High-frequency, low-latency operations: Temporal adds ~20-50ms overhead per workflow task. For operations that need sub-millisecond latency, use direct service calls.
Pure event streaming: If you need to broadcast events to many consumers (fan-out), Kafka is better. Temporal is for orchestrating a specific sequence of steps, not broadcasting.
Workflows with huge payloads: Temporal stores activity inputs and outputs in its event history. If your activities pass around 10MB blobs, your history will be enormous.
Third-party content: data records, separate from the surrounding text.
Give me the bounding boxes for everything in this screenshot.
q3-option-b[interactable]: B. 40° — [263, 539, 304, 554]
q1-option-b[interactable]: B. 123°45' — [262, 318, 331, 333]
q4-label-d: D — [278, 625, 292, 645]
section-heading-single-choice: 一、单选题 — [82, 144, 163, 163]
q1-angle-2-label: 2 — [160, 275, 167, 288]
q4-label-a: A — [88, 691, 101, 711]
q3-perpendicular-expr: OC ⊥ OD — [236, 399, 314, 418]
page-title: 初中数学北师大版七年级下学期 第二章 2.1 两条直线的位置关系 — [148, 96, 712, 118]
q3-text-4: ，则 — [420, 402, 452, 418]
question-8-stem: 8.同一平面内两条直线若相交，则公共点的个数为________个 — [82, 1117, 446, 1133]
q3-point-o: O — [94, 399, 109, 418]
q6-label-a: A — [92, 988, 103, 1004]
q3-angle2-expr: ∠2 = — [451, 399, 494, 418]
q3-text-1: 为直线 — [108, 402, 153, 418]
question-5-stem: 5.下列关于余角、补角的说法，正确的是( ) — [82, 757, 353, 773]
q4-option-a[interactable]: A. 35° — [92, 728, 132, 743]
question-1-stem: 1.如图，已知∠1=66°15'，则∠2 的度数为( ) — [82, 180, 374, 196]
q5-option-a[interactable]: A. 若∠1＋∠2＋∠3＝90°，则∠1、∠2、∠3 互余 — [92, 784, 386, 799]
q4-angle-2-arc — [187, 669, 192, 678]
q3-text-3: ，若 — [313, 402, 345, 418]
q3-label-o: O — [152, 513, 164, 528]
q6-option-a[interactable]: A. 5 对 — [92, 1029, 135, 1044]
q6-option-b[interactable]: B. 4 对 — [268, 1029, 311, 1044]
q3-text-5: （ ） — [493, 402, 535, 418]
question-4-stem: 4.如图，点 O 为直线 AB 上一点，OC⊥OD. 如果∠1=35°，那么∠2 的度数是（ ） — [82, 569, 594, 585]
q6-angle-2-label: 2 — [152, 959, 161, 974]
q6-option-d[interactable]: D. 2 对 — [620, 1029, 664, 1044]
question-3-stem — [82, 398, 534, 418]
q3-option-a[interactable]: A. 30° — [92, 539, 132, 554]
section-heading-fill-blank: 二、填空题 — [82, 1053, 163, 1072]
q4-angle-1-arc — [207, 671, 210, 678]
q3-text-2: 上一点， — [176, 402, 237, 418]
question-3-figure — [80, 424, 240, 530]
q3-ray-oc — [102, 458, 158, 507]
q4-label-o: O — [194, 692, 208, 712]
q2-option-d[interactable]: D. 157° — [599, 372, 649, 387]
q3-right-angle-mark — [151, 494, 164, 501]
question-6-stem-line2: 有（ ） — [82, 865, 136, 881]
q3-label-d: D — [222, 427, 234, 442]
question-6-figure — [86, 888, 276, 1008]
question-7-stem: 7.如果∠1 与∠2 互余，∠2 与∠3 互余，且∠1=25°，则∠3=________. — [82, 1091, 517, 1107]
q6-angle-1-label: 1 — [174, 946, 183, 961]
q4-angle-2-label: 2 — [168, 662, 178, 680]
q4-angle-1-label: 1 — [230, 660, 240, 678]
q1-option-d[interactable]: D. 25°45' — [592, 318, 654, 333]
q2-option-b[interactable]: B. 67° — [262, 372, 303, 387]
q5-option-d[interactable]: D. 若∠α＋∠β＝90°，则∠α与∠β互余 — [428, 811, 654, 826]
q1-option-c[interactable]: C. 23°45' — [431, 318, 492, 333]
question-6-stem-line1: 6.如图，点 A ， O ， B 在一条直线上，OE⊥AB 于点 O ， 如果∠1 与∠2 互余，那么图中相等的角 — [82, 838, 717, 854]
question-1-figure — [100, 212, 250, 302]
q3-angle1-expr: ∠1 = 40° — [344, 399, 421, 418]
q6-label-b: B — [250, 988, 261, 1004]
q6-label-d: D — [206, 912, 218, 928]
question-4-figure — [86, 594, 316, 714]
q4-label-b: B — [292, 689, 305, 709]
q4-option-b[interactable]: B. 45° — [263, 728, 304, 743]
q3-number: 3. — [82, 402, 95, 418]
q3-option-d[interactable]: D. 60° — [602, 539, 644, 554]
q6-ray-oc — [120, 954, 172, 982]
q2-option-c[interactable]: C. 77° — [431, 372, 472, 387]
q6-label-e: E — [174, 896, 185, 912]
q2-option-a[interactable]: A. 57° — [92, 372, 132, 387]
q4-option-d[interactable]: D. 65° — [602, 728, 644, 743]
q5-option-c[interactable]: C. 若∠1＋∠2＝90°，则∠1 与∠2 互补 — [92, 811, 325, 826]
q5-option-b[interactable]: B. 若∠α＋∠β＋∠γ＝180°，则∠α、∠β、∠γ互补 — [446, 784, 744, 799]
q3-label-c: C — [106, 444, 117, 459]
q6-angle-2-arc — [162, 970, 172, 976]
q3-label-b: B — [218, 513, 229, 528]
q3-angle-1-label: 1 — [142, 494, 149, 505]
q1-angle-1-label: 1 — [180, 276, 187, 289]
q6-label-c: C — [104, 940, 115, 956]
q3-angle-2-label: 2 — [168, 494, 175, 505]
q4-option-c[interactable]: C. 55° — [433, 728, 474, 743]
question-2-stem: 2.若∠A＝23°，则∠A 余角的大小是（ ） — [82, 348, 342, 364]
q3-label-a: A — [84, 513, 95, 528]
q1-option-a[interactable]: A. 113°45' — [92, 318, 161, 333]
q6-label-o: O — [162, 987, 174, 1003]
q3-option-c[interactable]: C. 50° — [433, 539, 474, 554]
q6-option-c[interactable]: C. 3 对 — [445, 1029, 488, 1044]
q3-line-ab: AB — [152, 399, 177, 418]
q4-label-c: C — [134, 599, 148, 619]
Pass references (S3 keys, database IDs) instead of data.
The sweet spot is any multi-step process that spans multiple services, needs retries and compensation, and where correctness matters more than raw throughput. Order processing, payment flows, user onboarding sequences, data pipeline orchestration, approval workflows — these are where Temporal shines.
For a typical order processing pipeline, migration takes about six weeks including testing. More time is typically spent decommissioning old infrastructure than building new workflows. That reveals where the complexity actually lives.